Dull Days at Downton

For those of you who are  Anglophiles, and I suspect that’s a good many of you, who therefore are probably spending your Sunday evenings watching  Downton Abbey , a dissenting story from Slate, What is Actually at Stake at Downton Abbey?  The answer is apparently, according to June Thomas: little, which she finds weird, since given the setting and period all sorts of interesting things should be happening.

A writer for Salon, she continues,

wrote that this week’s episode “revealed how deeply  Downton  has become not just a soap, but  only  a soap, which is to say a drama that is interesting only when big-time melodramatic events—like a wedding or an interrupted wedding—happen.”
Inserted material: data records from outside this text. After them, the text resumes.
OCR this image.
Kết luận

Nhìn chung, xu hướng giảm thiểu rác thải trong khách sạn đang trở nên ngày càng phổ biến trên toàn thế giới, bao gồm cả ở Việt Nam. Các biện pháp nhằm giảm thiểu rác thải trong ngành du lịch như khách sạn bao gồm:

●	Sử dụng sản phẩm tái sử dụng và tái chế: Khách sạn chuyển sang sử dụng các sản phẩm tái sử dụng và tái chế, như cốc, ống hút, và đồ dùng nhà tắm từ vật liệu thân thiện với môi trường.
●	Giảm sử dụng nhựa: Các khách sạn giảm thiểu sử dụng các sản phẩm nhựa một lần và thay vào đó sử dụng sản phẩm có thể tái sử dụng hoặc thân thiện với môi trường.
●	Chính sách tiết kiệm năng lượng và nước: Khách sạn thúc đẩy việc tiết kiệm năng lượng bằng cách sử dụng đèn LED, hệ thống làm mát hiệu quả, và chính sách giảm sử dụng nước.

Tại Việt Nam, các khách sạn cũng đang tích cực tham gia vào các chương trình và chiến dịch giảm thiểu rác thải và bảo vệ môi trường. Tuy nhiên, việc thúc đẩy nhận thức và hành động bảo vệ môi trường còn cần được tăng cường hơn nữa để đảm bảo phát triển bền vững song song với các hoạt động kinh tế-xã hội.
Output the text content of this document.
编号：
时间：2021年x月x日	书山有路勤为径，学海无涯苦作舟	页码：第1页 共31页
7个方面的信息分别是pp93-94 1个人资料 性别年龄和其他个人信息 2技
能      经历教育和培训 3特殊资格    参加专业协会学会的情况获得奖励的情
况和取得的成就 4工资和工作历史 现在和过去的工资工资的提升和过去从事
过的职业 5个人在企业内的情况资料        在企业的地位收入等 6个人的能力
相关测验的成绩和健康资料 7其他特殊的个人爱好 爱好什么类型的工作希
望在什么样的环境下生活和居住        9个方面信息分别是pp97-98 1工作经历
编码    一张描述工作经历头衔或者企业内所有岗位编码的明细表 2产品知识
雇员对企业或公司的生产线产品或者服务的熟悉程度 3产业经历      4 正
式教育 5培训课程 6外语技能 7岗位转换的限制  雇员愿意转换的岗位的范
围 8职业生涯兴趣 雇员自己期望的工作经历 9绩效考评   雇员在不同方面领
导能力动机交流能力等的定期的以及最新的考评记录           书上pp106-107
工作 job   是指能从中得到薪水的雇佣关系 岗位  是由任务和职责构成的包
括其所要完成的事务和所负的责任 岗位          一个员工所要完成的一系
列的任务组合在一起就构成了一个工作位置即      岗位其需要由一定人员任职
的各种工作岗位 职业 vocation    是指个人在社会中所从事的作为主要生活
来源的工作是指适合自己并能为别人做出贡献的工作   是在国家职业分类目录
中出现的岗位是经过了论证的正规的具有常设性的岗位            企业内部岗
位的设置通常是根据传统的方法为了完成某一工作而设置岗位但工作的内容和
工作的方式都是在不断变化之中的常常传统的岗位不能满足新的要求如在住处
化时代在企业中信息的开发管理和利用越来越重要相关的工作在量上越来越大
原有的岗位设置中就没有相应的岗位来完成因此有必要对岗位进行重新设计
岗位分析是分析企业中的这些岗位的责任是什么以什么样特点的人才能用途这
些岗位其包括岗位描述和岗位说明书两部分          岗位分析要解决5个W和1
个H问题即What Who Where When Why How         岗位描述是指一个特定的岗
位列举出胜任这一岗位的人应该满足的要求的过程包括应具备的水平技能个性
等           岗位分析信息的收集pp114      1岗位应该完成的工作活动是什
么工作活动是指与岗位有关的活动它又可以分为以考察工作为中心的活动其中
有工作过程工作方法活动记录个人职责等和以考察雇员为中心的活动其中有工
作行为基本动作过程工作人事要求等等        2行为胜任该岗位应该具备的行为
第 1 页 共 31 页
Thomas goes on to praise the working class English soap operas which “turn everyday events, like infidelity and workplace intrigue, into high-stakes affairs.” Leaving aside the idea that adultery is an everyday affair — even if it’s common in her circles, few will experience it as “everyday” — she argues that these shows are “stuffed with silly, absurdly low-stakes plot lines—an epic feud [in Coronation Street ] between a taxi driver and a school crossing guard stretched out far longer than I ever imagined possible—but its classic soapy stories about extramarital affairs and meddling ex-lovers consistently carry serious consequences: lost paternity rights, homelessness, unemployment, and even death.”

I pass this on as, not being an Anglophile, a non-watcher.